"Clocking down" is not technically correct as it is the number of lanes that are reduced, not the clock speed. An excerpt from
Anandtech explains this further, but it's a bit cryptic:
"NVIDIAs first task in assuring that the load distributed to both GPUs would be balanced and symmetrical was to equip their nForce4 SLI chipset with identical width PCI Express graphics slots. By default, PCI Express graphics cards use a x16 slot, which features 16 PCI Express lanes offering 8GB/s of total bandwidth. Instead of outfitting their chipsets with 16 more PCI Express lanes, NVIDIA simply allows the number of lanes to be reconfigurable to either a single x16 slot or two x8 slots, with the use of a little card on the motherboard itself.

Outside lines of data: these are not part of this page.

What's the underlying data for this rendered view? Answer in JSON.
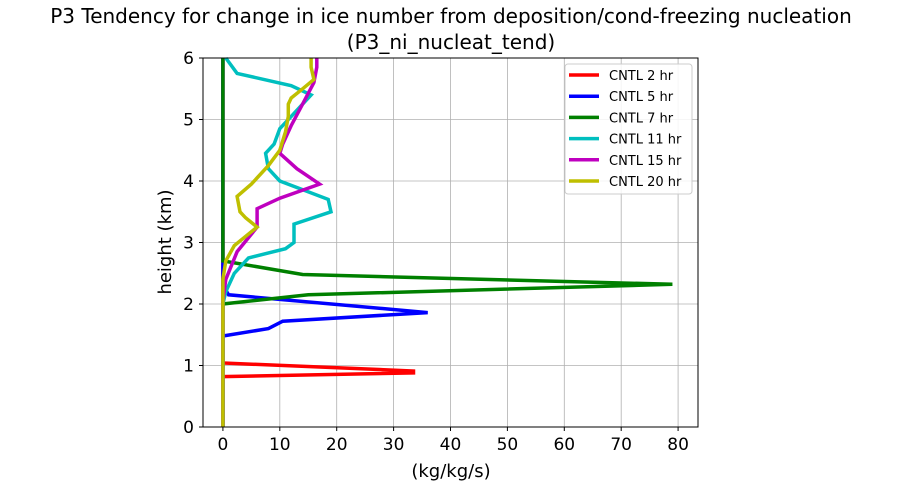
{
  "chart_data": {
    "type": "line",
    "title": "P3 Tendency for change in ice number from deposition/cond-freezing nucleation",
    "subtitle": "(P3_ni_nucleat_tend)",
    "xlabel": "(kg/kg/s)",
    "ylabel": "height (km)",
    "xlim": [
      -3.5,
      83.5
    ],
    "ylim": [
      0,
      6
    ],
    "xticks": [
      0,
      10,
      20,
      30,
      40,
      50,
      60,
      70,
      80
    ],
    "yticks": [
      0,
      1,
      2,
      3,
      4,
      5,
      6
    ],
    "grid": true,
    "legend_position": "top-right",
    "series": [
      {
        "name": "CNTL 2 hr",
        "color": "#ff0000",
        "points": [
          [
            0,
            0
          ],
          [
            0,
            0.82
          ],
          [
            33.5,
            0.88
          ],
          [
            33.5,
            0.91
          ],
          [
            0,
            1.04
          ],
          [
            0,
            6
          ]
        ]
      },
      {
        "name": "CNTL 5 hr",
        "color": "#0000ff",
        "points": [
          [
            0,
            0
          ],
          [
            0,
            1.48
          ],
          [
            8,
            1.6
          ],
          [
            10.5,
            1.72
          ],
          [
            36,
            1.86
          ],
          [
            1,
            2.15
          ],
          [
            0,
            2.3
          ],
          [
            0,
            6
          ]
        ]
      },
      {
        "name": "CNTL 7 hr",
        "color": "#008000",
        "points": [
          [
            0,
            0
          ],
          [
            0,
            2.0
          ],
          [
            15,
            2.15
          ],
          [
            79,
            2.32
          ],
          [
            14,
            2.48
          ],
          [
            0,
            2.7
          ],
          [
            0,
            6
          ]
        ]
      },
      {
        "name": "CNTL 11 hr",
        "color": "#00bfbf",
        "points": [
          [
            0,
            0
          ],
          [
            0,
            2.0
          ],
          [
            0.5,
            2.2
          ],
          [
            2,
            2.5
          ],
          [
            4.5,
            2.75
          ],
          [
            11,
            2.9
          ],
          [
            12.5,
            3.0
          ],
          [
            12.5,
            3.3
          ],
          [
            19,
            3.5
          ],
          [
            18.5,
            3.7
          ],
          [
            10,
            4.0
          ],
          [
            8,
            4.2
          ],
          [
            7.5,
            4.45
          ],
          [
            9,
            4.6
          ],
          [
            10,
            4.85
          ],
          [
            12,
            5.05
          ],
          [
            15.5,
            5.4
          ],
          [
            12,
            5.55
          ],
          [
            2.5,
            5.75
          ],
          [
            0.5,
            6.0
          ]
        ]
      },
      {
        "name": "CNTL 15 hr",
        "color": "#bf00bf",
        "points": [
          [
            0,
            0
          ],
          [
            0,
            2.05
          ],
          [
            0.5,
            2.4
          ],
          [
            2.5,
            2.85
          ],
          [
            6,
            3.25
          ],
          [
            6,
            3.55
          ],
          [
            10,
            3.72
          ],
          [
            17,
            3.95
          ],
          [
            13,
            4.2
          ],
          [
            10,
            4.45
          ],
          [
            10.5,
            4.6
          ],
          [
            12,
            4.9
          ],
          [
            14,
            5.25
          ],
          [
            16,
            5.6
          ],
          [
            16.5,
            5.85
          ],
          [
            16.5,
            6.0
          ]
        ]
      },
      {
        "name": "CNTL 20 hr",
        "color": "#bfbf00",
        "points": [
          [
            0,
            0
          ],
          [
            0,
            2.4
          ],
          [
            0.5,
            2.7
          ],
          [
            2,
            2.95
          ],
          [
            4,
            3.1
          ],
          [
            6,
            3.25
          ],
          [
            4,
            3.4
          ],
          [
            3,
            3.5
          ],
          [
            2.5,
            3.75
          ],
          [
            5,
            3.95
          ],
          [
            8,
            4.25
          ],
          [
            10,
            4.5
          ],
          [
            11,
            4.8
          ],
          [
            11.5,
            5.05
          ],
          [
            11.5,
            5.25
          ],
          [
            12,
            5.35
          ],
          [
            14,
            5.5
          ],
          [
            16,
            5.65
          ],
          [
            15.5,
            5.85
          ],
          [
            15.5,
            6.0
          ]
        ]
      }
    ]
  }
}
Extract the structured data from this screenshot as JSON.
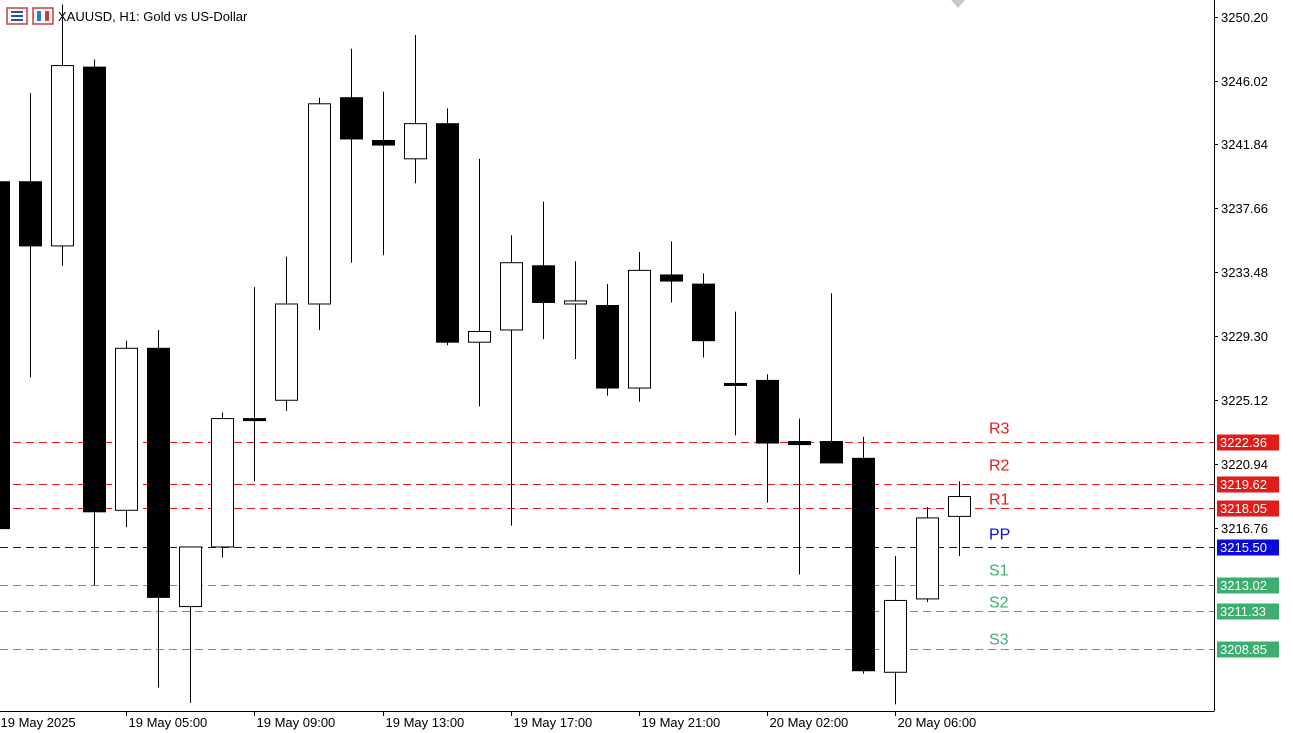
{
  "window": {
    "symbol_title": "XAUUSD, H1:  Gold vs US-Dollar"
  },
  "icons": [
    "menu-icon",
    "one-click-trading-icon"
  ],
  "colors": {
    "bull_body": "#ffffff",
    "bear_body": "#000000",
    "resistance": "#e31b1b",
    "pivot": "#0a0ad6",
    "support": "#3dae6f",
    "grid": "#000000"
  },
  "chart_data": {
    "type": "candlestick",
    "symbol": "XAUUSD",
    "timeframe": "H1",
    "ylim": [
      3204.7,
      3250.9
    ],
    "y_ticks": [
      3250.2,
      3246.02,
      3241.84,
      3237.66,
      3233.48,
      3229.3,
      3225.12,
      3220.94,
      3216.76
    ],
    "x_tick_labels": [
      "19 May 2025",
      "19 May 05:00",
      "19 May 09:00",
      "19 May 13:00",
      "19 May 17:00",
      "19 May 21:00",
      "20 May 02:00",
      "20 May 06:00"
    ],
    "x_tick_index": [
      0,
      4,
      8,
      12,
      16,
      20,
      24,
      28
    ],
    "candles": [
      {
        "o": 3239.4,
        "h": 3239.4,
        "l": 3216.7,
        "c": 3216.7
      },
      {
        "o": 3239.4,
        "h": 3245.2,
        "l": 3226.6,
        "c": 3235.2
      },
      {
        "o": 3235.2,
        "h": 3251.0,
        "l": 3233.9,
        "c": 3247.0
      },
      {
        "o": 3246.9,
        "h": 3247.4,
        "l": 3213.0,
        "c": 3217.8
      },
      {
        "o": 3217.9,
        "h": 3229.0,
        "l": 3216.8,
        "c": 3228.5
      },
      {
        "o": 3228.5,
        "h": 3229.7,
        "l": 3206.3,
        "c": 3212.2
      },
      {
        "o": 3211.6,
        "h": 3215.2,
        "l": 3205.3,
        "c": 3215.5
      },
      {
        "o": 3215.5,
        "h": 3224.3,
        "l": 3214.8,
        "c": 3223.9
      },
      {
        "o": 3223.9,
        "h": 3232.5,
        "l": 3219.8,
        "c": 3223.8
      },
      {
        "o": 3225.1,
        "h": 3234.5,
        "l": 3224.4,
        "c": 3231.4
      },
      {
        "o": 3231.4,
        "h": 3244.9,
        "l": 3229.7,
        "c": 3244.5
      },
      {
        "o": 3244.9,
        "h": 3248.1,
        "l": 3234.1,
        "c": 3242.2
      },
      {
        "o": 3242.1,
        "h": 3245.3,
        "l": 3234.6,
        "c": 3241.8
      },
      {
        "o": 3240.9,
        "h": 3249.0,
        "l": 3239.3,
        "c": 3243.2
      },
      {
        "o": 3243.2,
        "h": 3244.2,
        "l": 3228.7,
        "c": 3228.9
      },
      {
        "o": 3228.9,
        "h": 3240.9,
        "l": 3224.7,
        "c": 3229.6
      },
      {
        "o": 3229.7,
        "h": 3235.9,
        "l": 3216.9,
        "c": 3234.1
      },
      {
        "o": 3233.9,
        "h": 3238.1,
        "l": 3229.1,
        "c": 3231.5
      },
      {
        "o": 3231.4,
        "h": 3234.2,
        "l": 3227.8,
        "c": 3231.6
      },
      {
        "o": 3231.3,
        "h": 3232.7,
        "l": 3225.4,
        "c": 3225.9
      },
      {
        "o": 3225.9,
        "h": 3234.8,
        "l": 3225.0,
        "c": 3233.6
      },
      {
        "o": 3233.3,
        "h": 3235.5,
        "l": 3231.5,
        "c": 3232.9
      },
      {
        "o": 3232.7,
        "h": 3233.4,
        "l": 3227.9,
        "c": 3229.0
      },
      {
        "o": 3226.2,
        "h": 3230.9,
        "l": 3222.8,
        "c": 3226.1
      },
      {
        "o": 3226.4,
        "h": 3226.8,
        "l": 3218.4,
        "c": 3222.3
      },
      {
        "o": 3222.4,
        "h": 3223.9,
        "l": 3213.7,
        "c": 3222.2
      },
      {
        "o": 3222.4,
        "h": 3232.1,
        "l": 3221.1,
        "c": 3221.0
      },
      {
        "o": 3221.3,
        "h": 3222.7,
        "l": 3207.2,
        "c": 3207.4
      },
      {
        "o": 3207.3,
        "h": 3214.9,
        "l": 3205.2,
        "c": 3212.0
      },
      {
        "o": 3212.1,
        "h": 3218.1,
        "l": 3211.9,
        "c": 3217.4
      },
      {
        "o": 3217.5,
        "h": 3219.8,
        "l": 3214.9,
        "c": 3218.8
      }
    ],
    "pivot_levels": [
      {
        "name": "R3",
        "value": 3222.36,
        "label": "3222.36",
        "kind": "resistance"
      },
      {
        "name": "R2",
        "value": 3219.62,
        "label": "3219.62",
        "kind": "resistance"
      },
      {
        "name": "R1",
        "value": 3218.05,
        "label": "3218.05",
        "kind": "resistance"
      },
      {
        "name": "PP",
        "value": 3215.5,
        "label": "3215.50",
        "kind": "pivot"
      },
      {
        "name": "S1",
        "value": 3213.02,
        "label": "3213.02",
        "kind": "support"
      },
      {
        "name": "S2",
        "value": 3211.33,
        "label": "3211.33",
        "kind": "support"
      },
      {
        "name": "S3",
        "value": 3208.85,
        "label": "3208.85",
        "kind": "support"
      }
    ]
  }
}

The physical slots themselves are both x16 slots, but electrically they can be configured to be two x8 slots. This wont cause any compatibility issues with x16 cards, as they will just use fewer lanes for data transfers, and the real world performance impact is negligible in games, which is what NVIDIA is counting on."
I think what this means is that PCIe graphics cards use 16 lanes by default, but when SLI is enabled, the SLI Chipset only uses 8 lanes per card. The real world impact of this is negligible, but the graphics cards themselves must still plug into full-size 16-lane (x16) slots.